A collaboration with Juice Studios, developed together with Ashton Springer (Illustrator and Wellness advocate). Exploring his journey from London to Stockholm and the contrasts shaping his life: control and chaos, structure and intuition.
Dialogue is a magazine built around a recorded phone conversation between Ashton and his mum, Maggie, reflecting on change, distance, and personal transformation. The magazine contains images from Ashton's archive, as well as images taken by me and Simon Grey.
The project was presented in an exhibition at Rönnells Antikvariat, followed by an afterparty at Riche. For the afterparty, Caspar Broms, Olle Hiller, and I created a 3D animation featuring magazines made by my class, simulated in Houdini, with scenes built and rendered in Blender. The animations were shown at Riche through projection and as a hologram.



A collaboration with Kvartalsrapport where we researched forgotten companies and imagined their return through new visual identities, custom typefaces, and redesigned workwear. The project was showcased in a former post office with a printed newspaper of the typefaces and a runway presentation.
My work centered on reimagining Aerotransport Snowflake, a speculative airline formed by merging two moments in Swedish aviation history. ABA Aerotransport, Sweden's first aircraft company founded in 1924, and SAS Snowflake, a low-cost airline initiative active between 2003 and 2004. By combining these two references, I developed a contemporary airline concept that bridges early aviation optimism with early 2000s budget air travel.
The project explored how a modern airline identity could emerge from this hybrid history. I designed a custom typeface inspired by airport departure boards and the variable typeface became a central element in building the visual language of the company.
Alongside the graphic design, I expanded the concept into physical design through workwear for flight attendants. This included garments sewn by me as well as custom 3D-printed accessories, allowing the identity to move between digital, typographic, and material expressions.



An experimental photo and artist book exploring the boundaries between realism and surrealism, as well as spiritualism and aesthetics. The project began with an assignment to collect 100 images in some way, which became a method for researching surreal visual language through photography.
We photographed in nature during both day and night, focusing on specific atmospheres, and explored different ways of capturing a sense of the unfamiliar and the supernatural. All images were our own and were further processed using a combination of AI, photo collage, and cyanotype.
Alongside the image making process, we explored the book as an object by working with layout, pacing, and visual rhythm. Choices around paper, format, materials, and printing techniques were considered to support the book’s expression. The final book features a 3D-printed cover and is entirely hand-bound and sewn.



Is an experimental sculptural and moving-image work exploring dreams. The project investigates states between presence and absence, memory and disappearance, using material and motion as carriers of emotion.

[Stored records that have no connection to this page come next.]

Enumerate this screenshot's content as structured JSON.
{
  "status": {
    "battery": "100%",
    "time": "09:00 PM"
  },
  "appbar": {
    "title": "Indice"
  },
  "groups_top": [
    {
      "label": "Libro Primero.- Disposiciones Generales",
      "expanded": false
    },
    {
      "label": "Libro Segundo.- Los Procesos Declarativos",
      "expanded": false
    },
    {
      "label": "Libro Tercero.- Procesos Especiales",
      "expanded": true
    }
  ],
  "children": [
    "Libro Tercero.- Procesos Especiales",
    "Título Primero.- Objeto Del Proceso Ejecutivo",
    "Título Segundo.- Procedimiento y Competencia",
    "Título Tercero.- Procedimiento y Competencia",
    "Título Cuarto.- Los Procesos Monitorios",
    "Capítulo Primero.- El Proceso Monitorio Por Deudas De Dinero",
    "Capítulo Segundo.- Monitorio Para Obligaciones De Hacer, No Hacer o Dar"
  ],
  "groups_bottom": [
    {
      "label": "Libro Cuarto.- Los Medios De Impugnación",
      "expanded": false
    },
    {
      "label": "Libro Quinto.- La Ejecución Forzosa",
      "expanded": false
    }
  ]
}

The work consists of a handmade clay frame holding a frame-by-frame cyanotype animation from videos in my camera album. The animation's softness, irregular rhythm, and loss of detail reflect the unstable logic of dreams.
The frame is projection-mapped using TouchDesigner, adding a subtle, dreamlike layer of moving light.

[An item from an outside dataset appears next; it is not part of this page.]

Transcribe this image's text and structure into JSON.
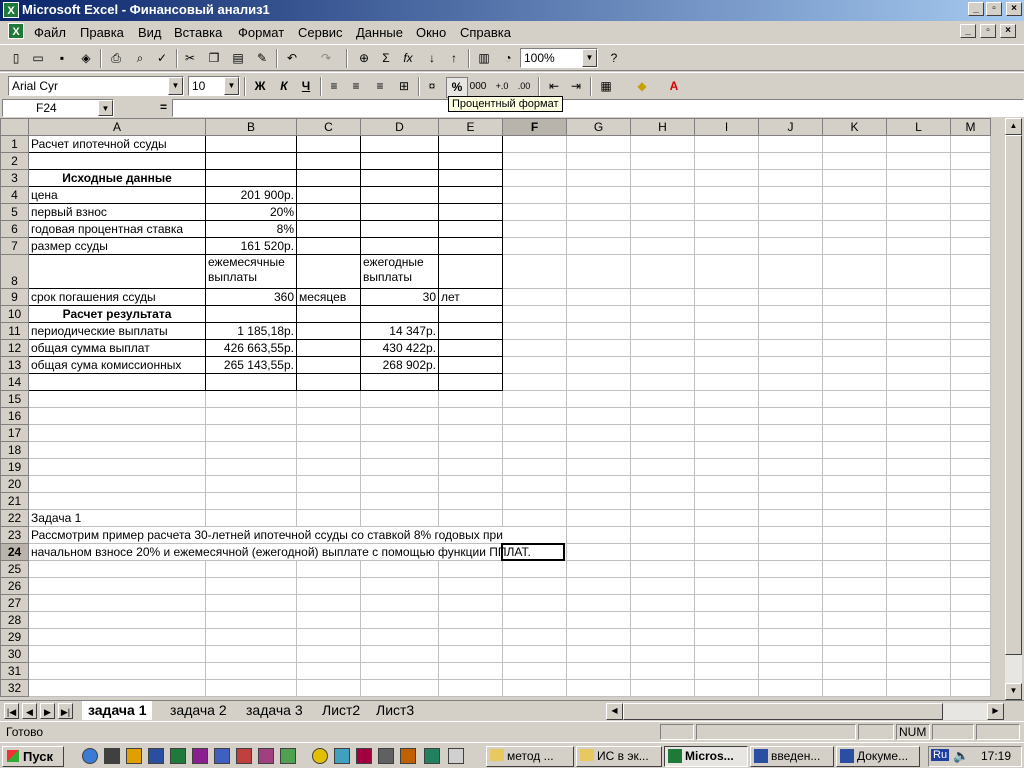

A group project focused on creating an arcade-style rhythm game inspired by Guitar Hero, developed as part of an assignment with the theme forest. Forest Fairy is played by taking on the role of a DJ, matching falling crystals on screen with the correct crystal on a vinyl record. The project combined game concept, visual world-building, and interaction design.
I was responsible for coding the game and developing its core mechanics, as well as creating the visual graphics for the game. This included 3D printing physical elements and producing 3D animations used within the game. The game is hosted on the web and played using the keyboard, with the inputs connected to a Circuit Playground coded in Python. The game was exhibited at the National Museum of Science and Technology, where visitors could play and experience the game we created.